Okno
Experimental film (excerpt) 16mm transferred to HD-Video, 19:07 min., b/w, silent
Foto: private, Şirin Şimşek
Okno
Überall Zeichen des Wandels, der Veränderung, des Zerfalls. Ein auffliegender Vogelschwarm über wehenden Blättern im herbstlichen Park, verwachsene Buchstaben, geritzt in die Rinde von Bäumen, lose Fetzen eines Werbeplakats, verfallene Kirchen und alternde Monumente. Das ganz Große und das ganz Kleine dienen in Judith Röders Film „Okno“ gleichermaßen als Zeugen vergangener Zeiten und tragen noch sichtbar die Spuren einer zurückliegenden Gegenwart in sich. Vieles, das sehr leicht zu übersehen wäre und sich erst durch Röders stumme, schwarzweiße und präzise komponierte Bilder sukzessive enthüllt.
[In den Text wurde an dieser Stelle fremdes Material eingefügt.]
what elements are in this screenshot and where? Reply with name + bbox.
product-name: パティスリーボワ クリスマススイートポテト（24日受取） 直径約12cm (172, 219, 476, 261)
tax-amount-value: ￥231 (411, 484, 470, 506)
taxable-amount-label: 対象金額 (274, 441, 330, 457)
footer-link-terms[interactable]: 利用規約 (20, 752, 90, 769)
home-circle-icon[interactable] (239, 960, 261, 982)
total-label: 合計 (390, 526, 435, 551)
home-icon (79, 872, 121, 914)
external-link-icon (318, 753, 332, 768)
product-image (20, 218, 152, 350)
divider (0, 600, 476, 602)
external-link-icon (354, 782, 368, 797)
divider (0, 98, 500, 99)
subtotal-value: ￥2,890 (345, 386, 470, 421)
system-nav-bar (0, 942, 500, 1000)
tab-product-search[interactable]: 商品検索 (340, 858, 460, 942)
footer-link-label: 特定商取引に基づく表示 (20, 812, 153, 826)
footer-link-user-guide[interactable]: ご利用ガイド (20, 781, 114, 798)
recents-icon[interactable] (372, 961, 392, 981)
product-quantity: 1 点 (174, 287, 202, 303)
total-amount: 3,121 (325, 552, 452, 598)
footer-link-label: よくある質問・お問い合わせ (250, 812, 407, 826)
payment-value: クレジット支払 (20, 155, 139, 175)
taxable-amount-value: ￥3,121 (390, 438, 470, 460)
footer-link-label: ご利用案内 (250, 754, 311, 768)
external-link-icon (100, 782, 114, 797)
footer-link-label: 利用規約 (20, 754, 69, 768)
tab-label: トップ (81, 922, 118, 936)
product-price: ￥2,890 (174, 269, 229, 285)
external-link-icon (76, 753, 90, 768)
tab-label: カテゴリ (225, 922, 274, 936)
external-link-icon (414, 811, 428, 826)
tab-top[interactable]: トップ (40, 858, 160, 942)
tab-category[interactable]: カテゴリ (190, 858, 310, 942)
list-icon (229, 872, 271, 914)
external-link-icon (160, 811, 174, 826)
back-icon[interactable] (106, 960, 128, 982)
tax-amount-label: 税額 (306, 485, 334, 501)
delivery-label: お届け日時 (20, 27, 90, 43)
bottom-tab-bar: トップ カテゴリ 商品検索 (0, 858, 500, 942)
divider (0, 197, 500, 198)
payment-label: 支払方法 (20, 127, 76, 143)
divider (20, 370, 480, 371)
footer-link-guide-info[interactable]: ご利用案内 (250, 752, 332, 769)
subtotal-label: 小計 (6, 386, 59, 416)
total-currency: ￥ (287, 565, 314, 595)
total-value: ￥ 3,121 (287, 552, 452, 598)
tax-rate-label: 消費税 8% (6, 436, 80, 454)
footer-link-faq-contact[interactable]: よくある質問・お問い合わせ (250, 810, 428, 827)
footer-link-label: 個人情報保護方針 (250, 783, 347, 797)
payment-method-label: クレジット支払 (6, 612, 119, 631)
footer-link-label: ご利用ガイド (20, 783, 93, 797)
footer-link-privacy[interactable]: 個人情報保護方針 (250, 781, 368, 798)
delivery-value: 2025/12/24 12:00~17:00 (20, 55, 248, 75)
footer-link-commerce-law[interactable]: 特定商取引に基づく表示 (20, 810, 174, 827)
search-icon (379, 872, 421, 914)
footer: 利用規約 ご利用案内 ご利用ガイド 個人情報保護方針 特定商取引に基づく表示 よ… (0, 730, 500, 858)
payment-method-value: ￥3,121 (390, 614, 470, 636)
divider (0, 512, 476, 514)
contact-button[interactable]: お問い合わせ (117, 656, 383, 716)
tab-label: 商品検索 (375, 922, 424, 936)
Das Verrinnen der Zeit ist dabei nicht nur zentrales Thema der Aufnahmen, sondern auch Teil des Prozesses, der sie hervorbringt. Denn die Orte von Röders Aufnahmen werden nicht zielgerichtet angesteuert, sondern schlendernd und über Umwege gefunden, da sie nicht nur im Raum, sondern auch in einer jeweils spezifischen Zeit verortet sind. Sich ändernde Wetter- und Lichtverhältnisse, der Wechsel der Jahreszeiten aber auch die an- und abschwellende Dynamik der Stadt bedingen einen kontinuierlichen Wandel des Sichtbaren. Während Röder mit ihrem Stativ und einer Bolex 16mm-Kamera durch die Umgebung streift spürt sie diesen Veränderungen nach und ist gleichzeitig auf der Suche nach einer schwer vorhersagbaren Synchronizität zwischen äußerer Stimmung und innerer Verfasstheit, die es braucht, um ein Bild entstehen zu lassen, das sich dem permanenten Fluss vorbeirauschender Wahrnehmung widersetzt. Diese Momente umgibt etwas nicht Greifbares und Judith Röders filmische Arbeit lässt sich als eine unablässige Suche nach diesen flüchtigen Augenblicken beschreiben. „Das Geschehen, das unwiederbringlich ist, wiederholbar machen“, so beschreibt sie es selbst.
Für die Arbeit „Okno“ durchstreift sie die Stadt Breslau und ihre Umgebung, die aufgrund ihrer bewegten politischen Geschichte angefüllt ist mit Einschreibungen unterschiedlichster kultureller und politischer Provenienz. Wir lesen deutsche Schrift auf alten Grabsteinen und verwitterten Häuserwänden, sehen ein Denkmal aus sowjetischer Zeit, entdecken verfallene, vor langer Zeit aufgegebenen Kirchen, allesamt Relikte vergangener Ordnungs- und Bezugssysteme. Judith Röder wird zur filmischen Archivarin dieser Hinterlassenschaften, die sie einer visuellen Analyse und optische Bestandsaufnahme unterzieht. 
Wir erkennen in den Bildern Spuren von Überschreibungen, von Prozessen des Verdrängens, wir entdecken Brüche und die scheinbar widersprüchliche Koexistenz von unterschiedlichen Entitäten. Der Blick auf das Vergangene ermöglicht uns, in die Zukunft zu schauen und wir ahnen, dass das jetzt Vorherrschende einst zum Peripheren werden wird. Es ist ein ruhiger, fast schon zeitloser Blick, der mühelos über mehrere Jahrzehnte und Generationen schweift und das Gezeigte in seiner gegenwärtigen Aufgeregtheit relativiert.
Judith Röders filmische Poesie gewinnt eine ganz eigene Kraft durch ihre Gabe, vielfältige Risse, Überlagerungen und Aussparungen in der Umgebung aufzuspüren und diese mit der Kamera für uns sichtbar zu machen. Durch ihre intuitive, ganz den eigenen Rhythmen folgende Arbeit des filmischen „Aufnehmens“ wird spürbar, dass zu all den großen kulturellen und politischen Einschreibungen in der Umgebung äquivalente Strukturen im Inneren existieren und so entwirft „Okno“ das dokumentarische Portrait einer äußeren Landschaft, der eine innere entspricht.